As one might guess, the language spread to the Americas, Asia and Africa via the Portuguese explorations (remember Vasco de Gama and Bartolomeu Dias?) between the 1400s-1500s. The language, at some points, had become a lingua franca in Southern Africa and what is now modern-day Brazil. Around the time of the Renaissance, Portuguese was also infused with Classical Greek and Latin words. One cool thing about Portuguese it that is still preserved the vowels from Vulgar Latin, while other Romance languages (like Spanish and Italian) made them into diphthongs.
Portuguese is one of the world’s fastest growing languages with 240 million speakers, the sixth most spoken language in the world.
A Latin alphabet, nonetheless. The letters that aren’t colored have similar English sounds. K, W and Y are only used in loanwoards.*
Aa – a as in father
Bb – a mix between the English b and v
Cc – c as in call
Ee – e as in bet; ee as in cheese if last letter of a word
Gg – g as in game; a “zh” sound as the su in pleasure if before e and i
Hh – silent (in the beginning of words)
Ii – ee as in meet
Jj – a “zh” sound as the su in pleasure
Oo – o as in okay
Rr – h as in hot
Uu – oo as in moo
Vv – v as in vase (aslo a mix between the English b and v)

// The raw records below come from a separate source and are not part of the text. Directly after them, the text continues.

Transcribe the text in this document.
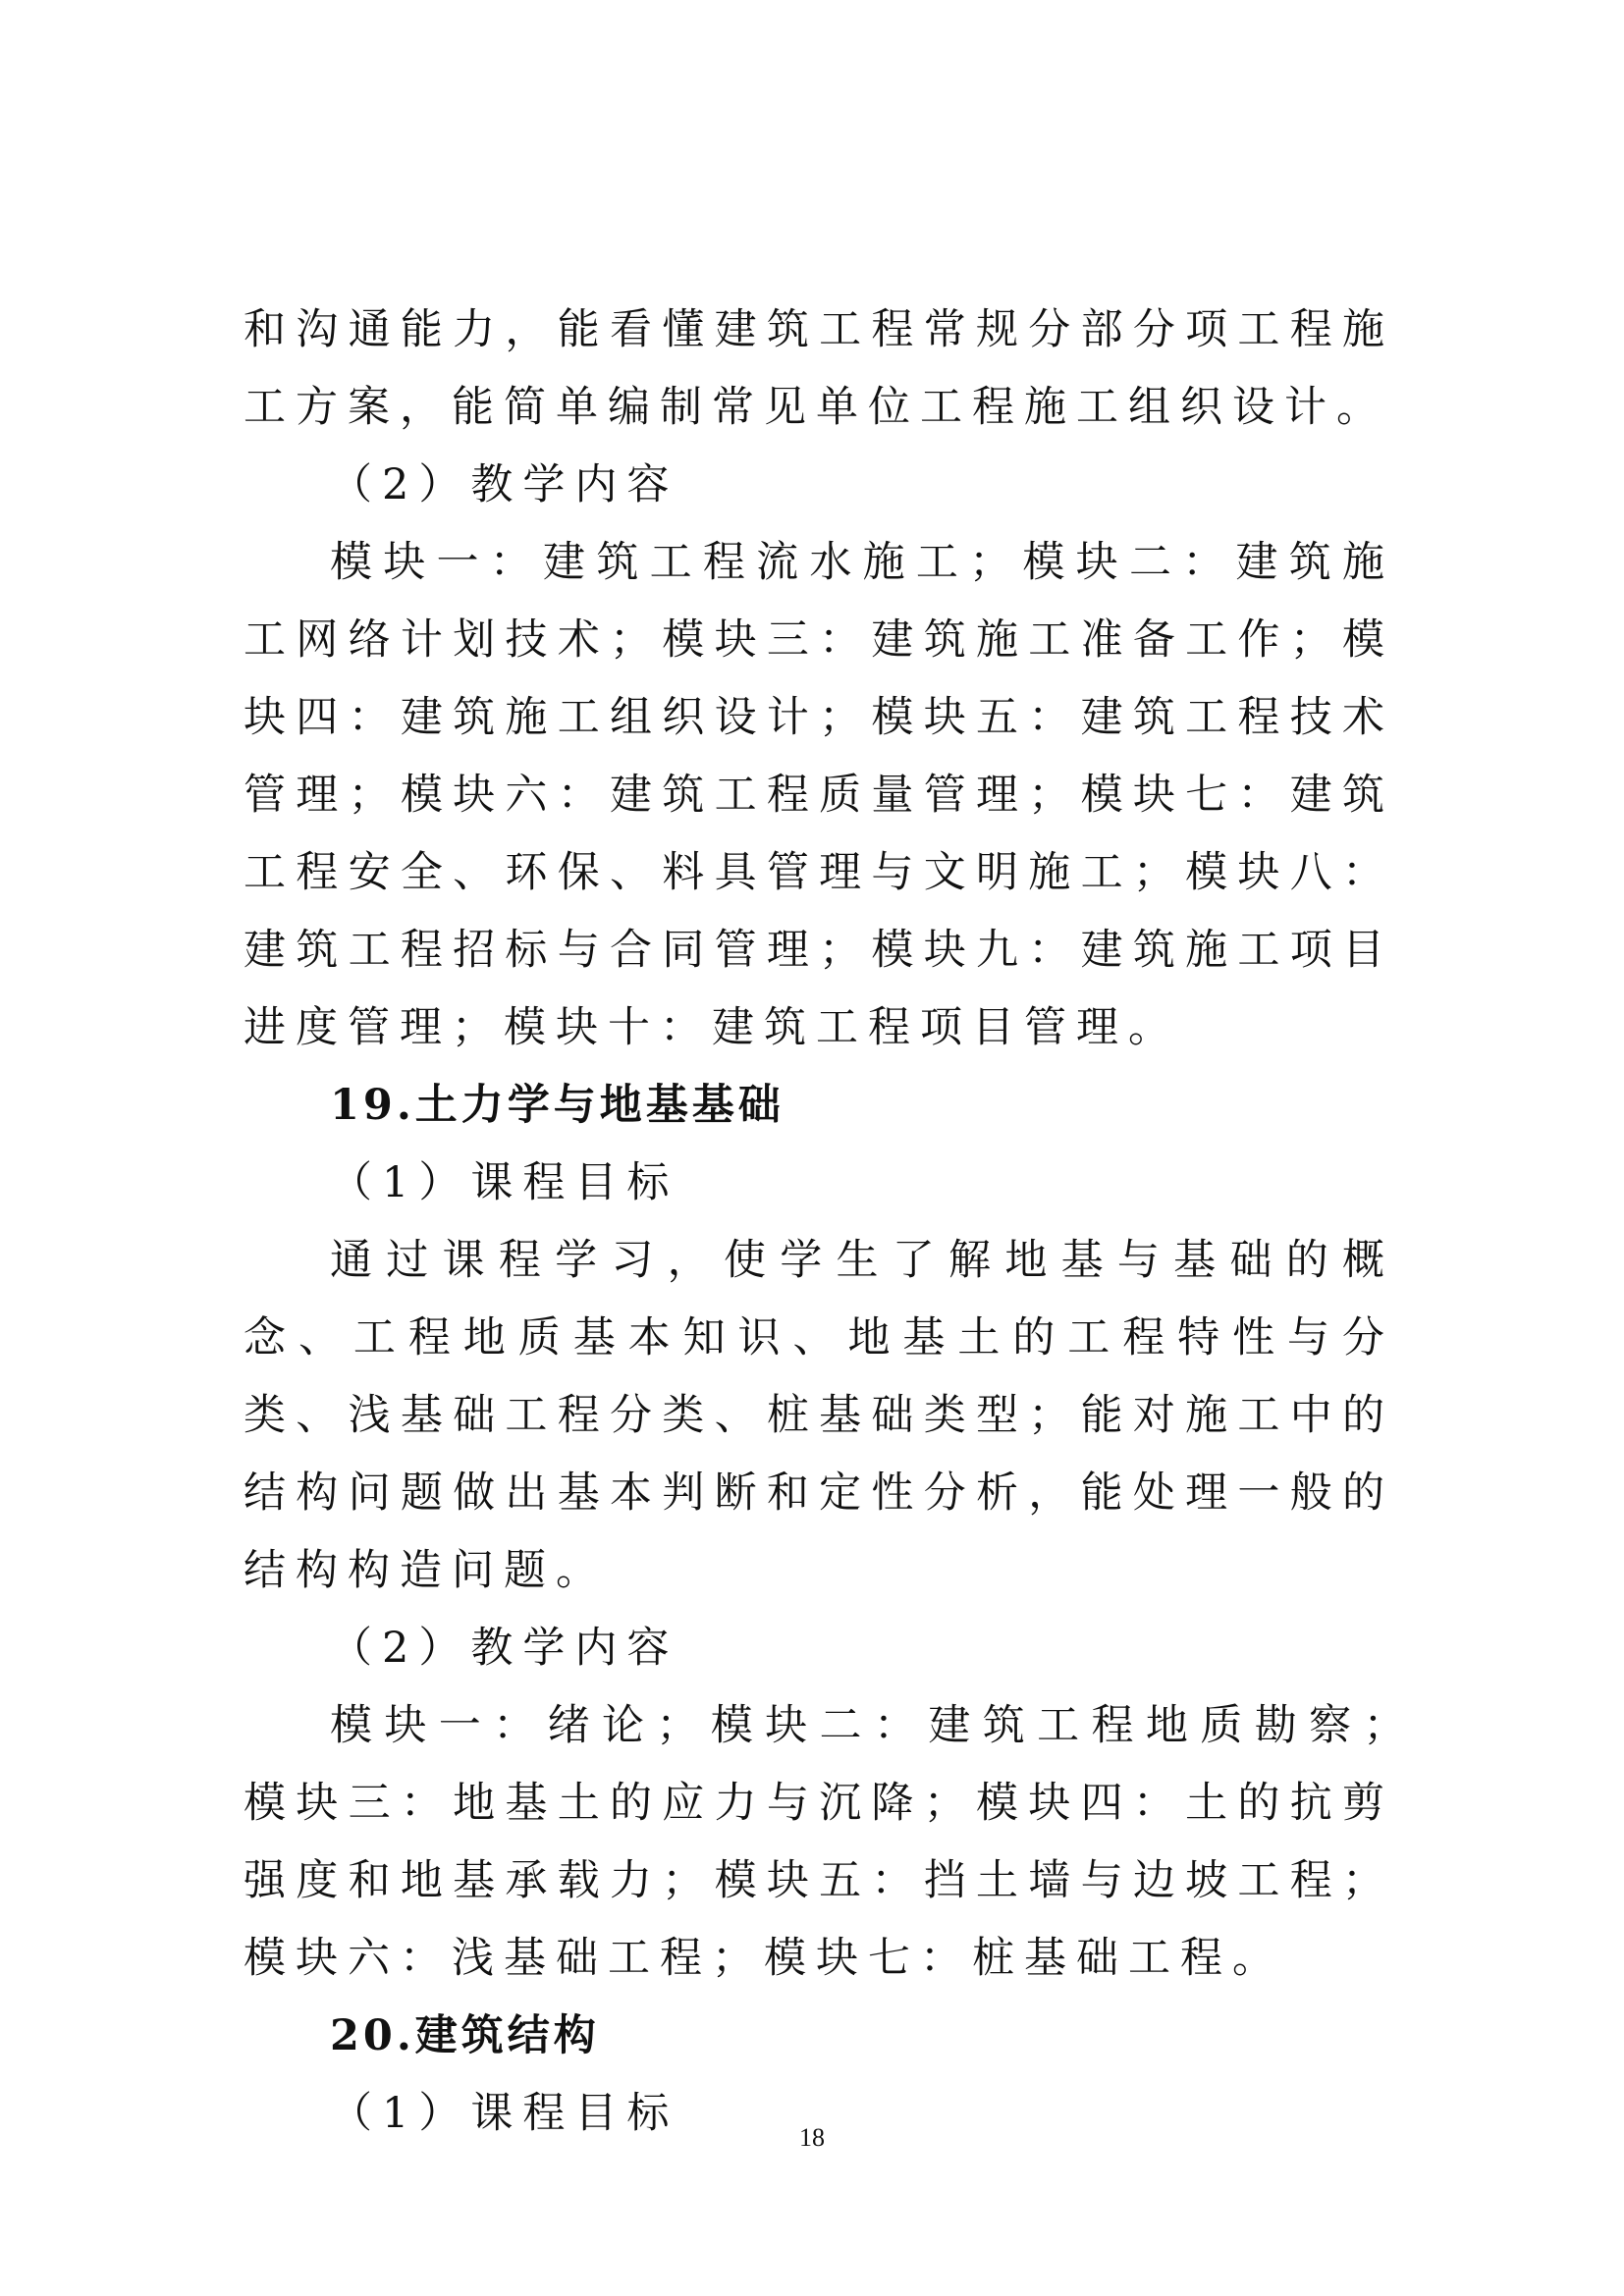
和沟通能力，能看懂建筑工程常规分部分项工程施工方案，能简单编制常见单位工程施工组织设计。

（2）教学内容

模块一：建筑工程流水施工；模块二：建筑施工网络计划技术；模块三：建筑施工准备工作；模块四：建筑施工组织设计；模块五：建筑工程技术管理；模块六：建筑工程质量管理；模块七：建筑工程安全、环保、料具管理与文明施工；模块八：建筑工程招标与合同管理；模块九：建筑施工项目进度管理；模块十：建筑工程项目管理。

19.土力学与地基基础

（1）课程目标

通过课程学习，使学生了解地基与基础的概念、工程地质基本知识、地基土的工程特性与分类、浅基础工程分类、桩基础类型；能对施工中的结构问题做出基本判断和定性分析，能处理一般的结构构造问题。

（2）教学内容

模块一：绪论；模块二：建筑工程地质勘察；　模块三：地基土的应力与沉降；模块四：土的抗剪强度和地基承载力；模块五：挡土墙与边坡工程；模块六：浅基础工程；模块七：桩基础工程。

20.建筑结构

（1）课程目标	18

Xx – x as in exit; sh as in shy
There are some important things to note here:
-Portuguese also uses diacritics for certain letters.
ç – like s in safe (when before a, e and o)
á/à – like the a in German nach
â – like the u in nut
ã – like the u in nut, but nasally
é – like e as in bed
ê – ay as in play
í – e as in me
ó – o as in bog
ô – o as in no
õ – o as in no, but nasally
ú – oo as in moo
-Portuguese also uses diagraphs (two letters to mean one sound):
ch – like sh in shoe
lh – like li in million (no similarities in English)
nh – like ni in onion (no similarities in English)
rr – a throaty “er” sound (no similarities in English)
ss – like s in safe
-There are no silent vowels.
*Because of recent standardization of the Portuguese alphabet, K, W and Y will be included in the Portuguese alphabet as of this year.
FIRST IMPRESSIONS: Kind of looks like Spanish, but sounds nothing like it. This is what threw me off about the language when I first read about it. To a degree, Spanish and Portuguese are mutually intelligible and some of the words resemble each other. But then again …
How does the saying go? Portuguese “looks like Spanish, is read like French and spoken like Italian”? I think the biggest obstacle for me will be the pronunciation, without question. I’m noticing a lot of “shua” and “em” sounds. Then there is the issue of Brazilian vs. Portugal Portuguese. I’ll touch on that later.